Tens of thousands of students have taken to the streets in all of Colombia’s major cities, to defend what they see as their right to free speech and education.
In Bogota, at least 20 thousand students are threatening to bring Colombia’s capital city to a halt, a week after effectively shutting down the capital in a protest against university reforms.
According to Medellin newspaper El Colombiano, some 6,000 students are marching in Colombia’s second largest city.
Bogota authorities are attempting to prevent the marches from blocking roads and clogging up the city’s public transport systems, but according to local media, the marches have already begun causing major traffic jams in the capital.
So far no disturbances have been reported, despite warnings by the police that guerrilla group FARC would try to infiltrate the marches.
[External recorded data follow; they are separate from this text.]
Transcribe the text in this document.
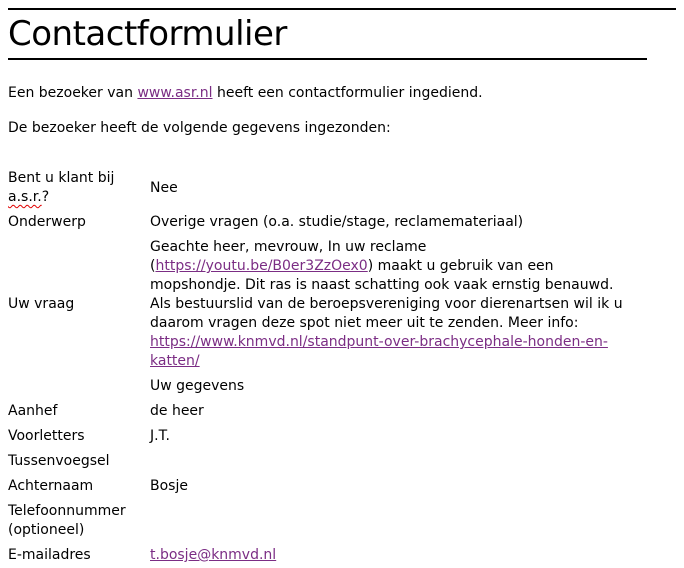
Contactformulier

Een bezoeker van www.asr.nl heeft een contactformulier ingediend.

De bezoeker heeft de volgende gegevens ingezonden:

Bent u klant bij a.s.r.?	Nee
Onderwerp	Overige vragen (o.a. studie/stage, reclamemateriaal)
Uw vraag	Geachte heer, mevrouw, In uw reclame (https://youtu.be/B0er3ZzOex0) maakt u gebruik van een mopshondje. Dit ras is naast schatting ook vaak ernstig benauwd. Als bestuurslid van de beroepsvereniging voor dierenartsen wil ik u daarom vragen deze spot niet meer uit te zenden. Meer info: https://www.knmvd.nl/standpunt-over-brachycephale-honden-en-katten/
	Uw gegevens
Aanhef	de heer
Voorletters	J.T.
Tussenvoegsel	
Achternaam	Bosje
Telefoonnummer (optioneel)	
E-mailadres	t.bosje@knmvd.nl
Students across the country decided to go ahead with the scheduled protest march despite the government’s announcement that they will withdraw a controversial proposal to reform higher education.
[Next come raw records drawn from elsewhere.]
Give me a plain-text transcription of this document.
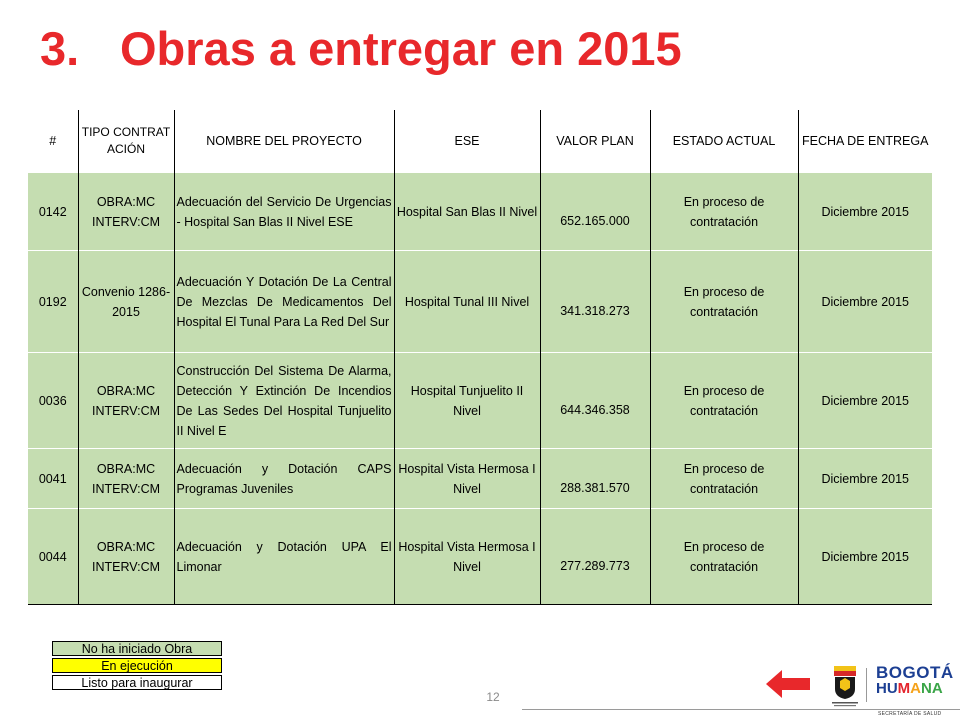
3. Obras a entregar en 2015
#	TIPO CONTRATACIÓN	NOMBRE DEL PROYECTO	ESE	VALOR PLAN	ESTADO ACTUAL	FECHA DE ENTREGA
0142	OBRA:MC INTERV:CM	Adecuación del Servicio De Urgencias - Hospital San Blas II Nivel ESE	Hospital San Blas II Nivel	652.165.000	En proceso de contratación	Diciembre 2015
0192	Convenio 1286-2015	Adecuación Y Dotación De La Central De Mezclas De Medicamentos Del Hospital El Tunal Para La Red Del Sur	Hospital Tunal III Nivel	341.318.273	En proceso de contratación	Diciembre 2015
0036	OBRA:MC INTERV:CM	Construcción Del Sistema De Alarma, Detección Y Extinción De Incendios De Las Sedes Del Hospital Tunjuelito II Nivel E	Hospital Tunjuelito II Nivel	644.346.358	En proceso de contratación	Diciembre 2015
0041	OBRA:MC INTERV:CM	Adecuación y Dotación CAPS Programas Juveniles	Hospital Vista Hermosa I Nivel	288.381.570	En proceso de contratación	Diciembre 2015
0044	OBRA:MC INTERV:CM	Adecuación y Dotación UPA El Limonar	Hospital Vista Hermosa I Nivel	277.289.773	En proceso de contratación	Diciembre 2015
No ha iniciado Obra
En ejecución
Listo para inaugurar
12
BOGOTÁ
HUMANA
SECRETARÍA DE SALUD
President Juan Manuel Santos announced Wednesday that he was willing to withdraw the proposal if the students stopped protesting and classes continued, however students said they will only end the protest once the reform is off the table.
According to student leader Jairo Rivera, the student protest is being continued with two objectives. “The first is to confirm that education in Colombia should be a right that is free and financed by the state. The second is to confirm that social movement is essential for the advances of this country.”
Student leaders confirmed that they intended to shut down Bogota in what they hope will be “the biggest march of a generation.”
Student organizations will meet on Saturday to discuss whether to end their strike after Education Minister Maria Fernanda Campo vowed to involve students in future university reform plans and promised guarantees that the initial reform would not be presented to Congress.